CARTA A LOS REYES MAGOS
Querido rey Melchor,
Hoy cuando sostenías a mi nieta
Daniela en brazos, me acordé de aquel otro que con una mirada somnolienta, las
manos bien enguantadas, con su corona y una poblada barba y melena cana, miraba
al fotógrafo en aquel tenderete de plaza Birrambla, la víspera de Reyes,
mientras la lluvia llenaba de charcos la piedra del suelo y hacía más oscura la
noche en Granada.
Aquel niño que sostenía el
manillar de una Vespa, matrícula GR-10608, cubierto por su capucha y abrigo,
mira también al fotógrafo con sus enormes ojos negros, lo mismo que la niña que
va de paquete y sostiene un burrito de peluche, que quizás fuera la hermana; también las
dos chiquillas que están a su izquierda, majestad, dejando a su derecha una maceta
sobre un soporte elevado, un minúsculo incipiente árbol de Navidad con
escuálidas luces, a su espalda; estrellas y guirnaldas que se sujetan al techo
a dos aguas hecho de lienzo, del dosel
de la tela que cubre aquella tienda de campaña
improvisada.
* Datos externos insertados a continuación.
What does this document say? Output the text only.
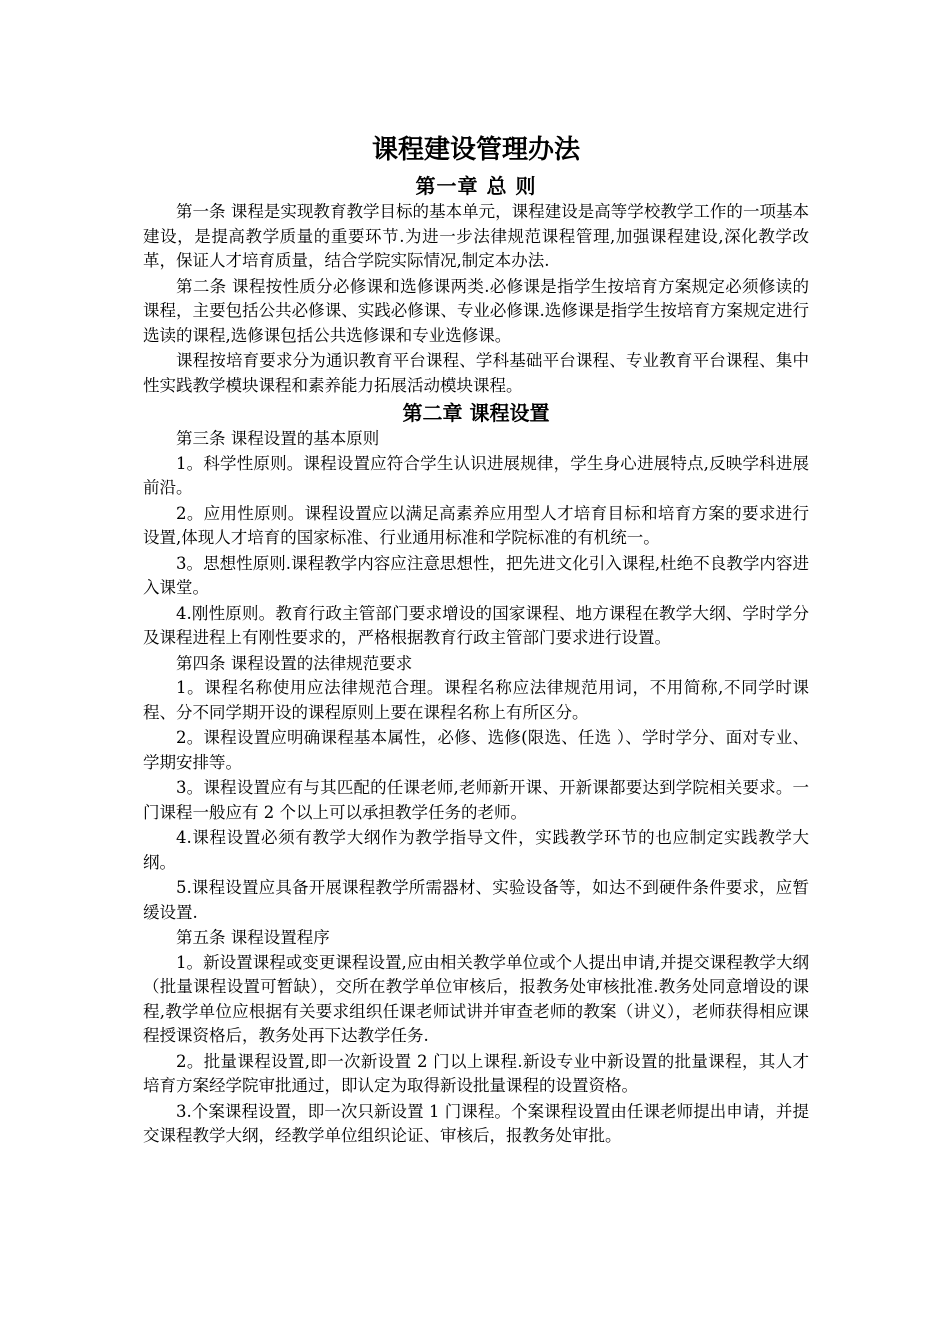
课程建设管理办法
第一章 总 则

第一条 课程是实现教育教学目标的基本单元，课程建设是高等学校教学工作的一项基本建设，是提高教学质量的重要环节.为进一步法律规范课程管理,加强课程建设,深化教学改革，保证人才培育质量，结合学院实际情况,制定本办法.

第二条 课程按性质分必修课和选修课两类.必修课是指学生按培育方案规定必须修读的课程，主要包括公共必修课、实践必修课、专业必修课.选修课是指学生按培育方案规定进行选读的课程,选修课包括公共选修课和专业选修课。

课程按培育要求分为通识教育平台课程、学科基础平台课程、专业教育平台课程、集中性实践教学模块课程和素养能力拓展活动模块课程。

第二章 课程设置

第三条 课程设置的基本原则

1。科学性原则。课程设置应符合学生认识进展规律，学生身心进展特点,反映学科进展前沿。

2。应用性原则。课程设置应以满足高素养应用型人才培育目标和培育方案的要求进行设置,体现人才培育的国家标准、行业通用标准和学院标准的有机统一。

3。思想性原则.课程教学内容应注意思想性，把先进文化引入课程,杜绝不良教学内容进入课堂。

4.刚性原则。教育行政主管部门要求增设的国家课程、地方课程在教学大纲、学时学分及课程进程上有刚性要求的，严格根据教育行政主管部门要求进行设置。

第四条 课程设置的法律规范要求

1。课程名称使用应法律规范合理。课程名称应法律规范用词，不用简称,不同学时课程、分不同学期开设的课程原则上要在课程名称上有所区分。

2。课程设置应明确课程基本属性，必修、选修(限选、任选 ）、学时学分、面对专业、学期安排等。

3。课程设置应有与其匹配的任课老师,老师新开课、开新课都要达到学院相关要求。一门课程一般应有 2 个以上可以承担教学任务的老师。

4.课程设置必须有教学大纲作为教学指导文件，实践教学环节的也应制定实践教学大纲。

5.课程设置应具备开展课程教学所需器材、实验设备等，如达不到硬件条件要求，应暂缓设置.

第五条 课程设置程序

1。新设置课程或变更课程设置,应由相关教学单位或个人提出申请,并提交课程教学大纲（批量课程设置可暂缺），交所在教学单位审核后，报教务处审核批准.教务处同意增设的课程,教学单位应根据有关要求组织任课老师试讲并审查老师的教案（讲义），老师获得相应课程授课资格后，教务处再下达教学任务.

2。批量课程设置,即一次新设置 2 门以上课程.新设专业中新设置的批量课程，其人才培育方案经学院审批通过，即认定为取得新设批量课程的设置资格。

3.个案课程设置，即一次只新设置 1 门课程。个案课程设置由任课老师提出申请，并提交课程教学大纲，经教学单位组织论证、审核后，报教务处审批。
Seguro que a la
mañana siguiente encontraron el regalo que tanta ilusión les haría, quizás no
aquel del escaparate de la cercana tienda de juguetes del 95, que a toda la
chiquillería de entonces hacían soñar ilusoriamente, pues nuestros pajes sólo
contaban con una escuálida bolsa para poder hacer los encargos en los más
modestos puestos de la placeta de la Trinidad, junto a la piara de pavos que se
habían librado de la cena de Navidad, o
en los otros puestos de la misma Bibarrambla.
Llovía entonces y ha seguido
lloviendo desde aquel día, aunque aquel chiquillo de la foto hoy su nariz lleva
el peso de unas gafas, sus ojos ya han menguado y su corazón está cargado de otoños, quisiera
creer que aún llevas contigo su carta y sus sueños, que aún cuando le dejaste
una pelota, nunca el balón de reglamento, algún que otro indio y el cowboy , un tambor y un buen puñado de caramelos, eres
el mismo que ahora también haces soñar a
mi princesa.
Probablemente ella nunca sepa que
tú allí, en aquel lejano frío invierno, bajo ese humilde techo de estrellas de
hojalata, tú, que parecías un verdadero rey de oriente, o un guerrero de las frías
estepas rusas, trabajabas para poder ayudar en el mísero caudal que llevarías a tu
propio hogar, de aquellos mayores que tenían puestas sus esperanzas en un trabajo en el norte
de Europa y en una sociedad más justa.
Tampoco ese mismo niño, hoy con
los hombros cargados de atardeceres, sabía que le esperaba conocer a San
Nicolás, quien quiso suplantarte con mejores obsequios y una enorme variedad de
chocolates como de tentadoras golosinas, sin darse cuenta que tú, aún con regalos más sencillos, con tu
presencia en aquella plaza, con tu silencio, ya lo habías encadenado a sus piedras y a tu
persona.
Entre tanto, algunos de aquellos
pajes que se apresuraban esa noche para que la ilusión infantil fuera realidad en el amanecer del día de Reyes,
ya se fueron, como también se tendrán que ir los que hoy acompañaban a Daniela,
sin embargo, cada noche de la Epifanía, a pesar del paso de los años, siempre los
veo allí presentes, esperando
expectantes los gritos de alegría de una infancia que recibía con gozo el regalo
de ese paquete dejado por los Reyes Magos,
y ahora que me toca ir bajando la cuesta, desearía, majestad, que en esa carta
que espero aún conserves, con los mismos
renglones torcidos de entonces, les des las gracias a todos ellos y les digas
que siempre están en mi corazón y nunca dejes de atender las buenas peticiones de mi pequeña, aunque no siempre se correspondan con su carta, como siempre ocurrió ayer y seguirá sucediendo mañana.